Eredità falsa, l'avvocato resta in carcere
Sulla condanna inflittagli in primo grado dovrà esprimersi la Corte d’appello e revisione penale; qual che è certo è che in attesa della sentenza l’imputato dovrà restare in regime di carcerazione di sicurezza. E questo, principalmente, visto il concreto rischio di fuga. Il protagonista di questa vicenda giudiziaria è un avvocato italiano residente e attivo nel Luganese, condannato lo scorso 7 giugno dalla Corte delle assise criminali a tre anni e mezzo di carcere e all’espulsione dalla Svizzera per otto anni in quanto avrebbe fatto attivamente parte di un’organizzazione criminale che aveva messo in piedi una truffa internazionale da 20 milioni di dollari.
I fatti che avevano portato alla sbarra l’avvocato risalgono a un periodo compreso tra il 2015 e il 2020. I truffati? Cinque cittadini nordamericani, convinti che avrebbero potuto incassare una grossa eredità lasciata da un parente morto. Le vittime, era emerso durante il dibattimento, venivano agganciate via e-mail e telefonicamente e ingannate grazie a un raffinato meccanismo di menzogne e documenti falsi di finti istituti fiduciari e bancari. Gli ereditieri si sarebbero dovuti appoggiare al sedicente (il nome si è rivelato essere falso) Alberto Rossi. Dottor Rossi che, nella sua funzione di facilitatore nella transazione (grazie anche alla collaborazione con Maurizio Draghi, un falso nipote di Mario Draghi), prospettava alle vittime la necessità di acquistare una società con sede e conti bancari in Svizzera. Ed è qui che entrava in scena l’imputato, mettendo a disposizione le sue società dormienti a prezzi esorbitanti. L’uomo, difeso dall’avvocato Michele Rusca, si è sempre professato innocente e sulla vicenda si esprimerà come detto la Corte di Appello e revisione penale.
L’avvocato, si trova in regime di carcerazione di sicurezza dal 12 marzo 2022 e lo scorso 5 ottobre aveva inoltrato un’istanza di scarcerazione, respinta due settimane più tardi dalla CARP. E lo stesso ha fatto il Tribunale federale l’8 dicembre scorso. In una sentenza pubblicata oggi, l’Alta Corte di Losanna ha respinto la tesi dell’avvocato, il quale aveva affermato di volersi presentare al processo d’Appello per dimostrare la propria innocenza. Come già la CARP, anche il Tribunale federale ha però ritenuto che il pericolo di fuga è concreto: «Qualora la pena inflitta dovesse venire confermata – si legge nella sentenza – difficilmente egli potrà riprendere la propria attività professionale in Ticino.
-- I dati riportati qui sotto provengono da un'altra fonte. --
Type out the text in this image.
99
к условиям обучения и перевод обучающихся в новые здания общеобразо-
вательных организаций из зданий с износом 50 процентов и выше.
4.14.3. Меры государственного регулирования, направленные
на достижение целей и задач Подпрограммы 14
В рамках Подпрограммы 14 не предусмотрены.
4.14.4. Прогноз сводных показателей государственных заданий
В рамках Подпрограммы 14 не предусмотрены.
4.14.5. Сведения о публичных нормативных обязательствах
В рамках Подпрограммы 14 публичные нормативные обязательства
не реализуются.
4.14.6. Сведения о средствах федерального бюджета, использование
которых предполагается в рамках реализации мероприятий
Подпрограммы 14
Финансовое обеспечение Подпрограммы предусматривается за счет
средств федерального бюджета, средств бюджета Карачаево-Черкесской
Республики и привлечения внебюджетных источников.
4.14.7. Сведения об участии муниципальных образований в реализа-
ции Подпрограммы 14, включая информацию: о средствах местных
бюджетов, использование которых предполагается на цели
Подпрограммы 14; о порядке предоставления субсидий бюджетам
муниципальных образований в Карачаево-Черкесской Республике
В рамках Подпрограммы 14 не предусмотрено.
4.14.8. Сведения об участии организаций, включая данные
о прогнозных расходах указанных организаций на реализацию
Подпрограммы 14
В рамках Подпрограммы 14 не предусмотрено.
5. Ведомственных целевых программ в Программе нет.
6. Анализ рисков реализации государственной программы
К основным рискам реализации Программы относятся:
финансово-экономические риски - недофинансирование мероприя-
Inoltre, il suo inserimento sociale e professionale nel suo Paese di origine è senz’altro facilitato, conoscendone egli perfettamente il sistema istituzionale e giuridico, potendovi esercitare immediatamente l’attività legale ch’egli già vi svolge, mai interrotta». Neppure un’offerta di lavoro propostagli in Ticino, inoltre, è sufficiente ad avvalorare la sua tesi. In caso di conferma della condanna di primo grado, infatti, «egli verrebbe espulso dalla Svizzera per un periodo di 8 anni, motivo per cui la sua intenzione di rimanere sul territorio svizzero non è decisiva».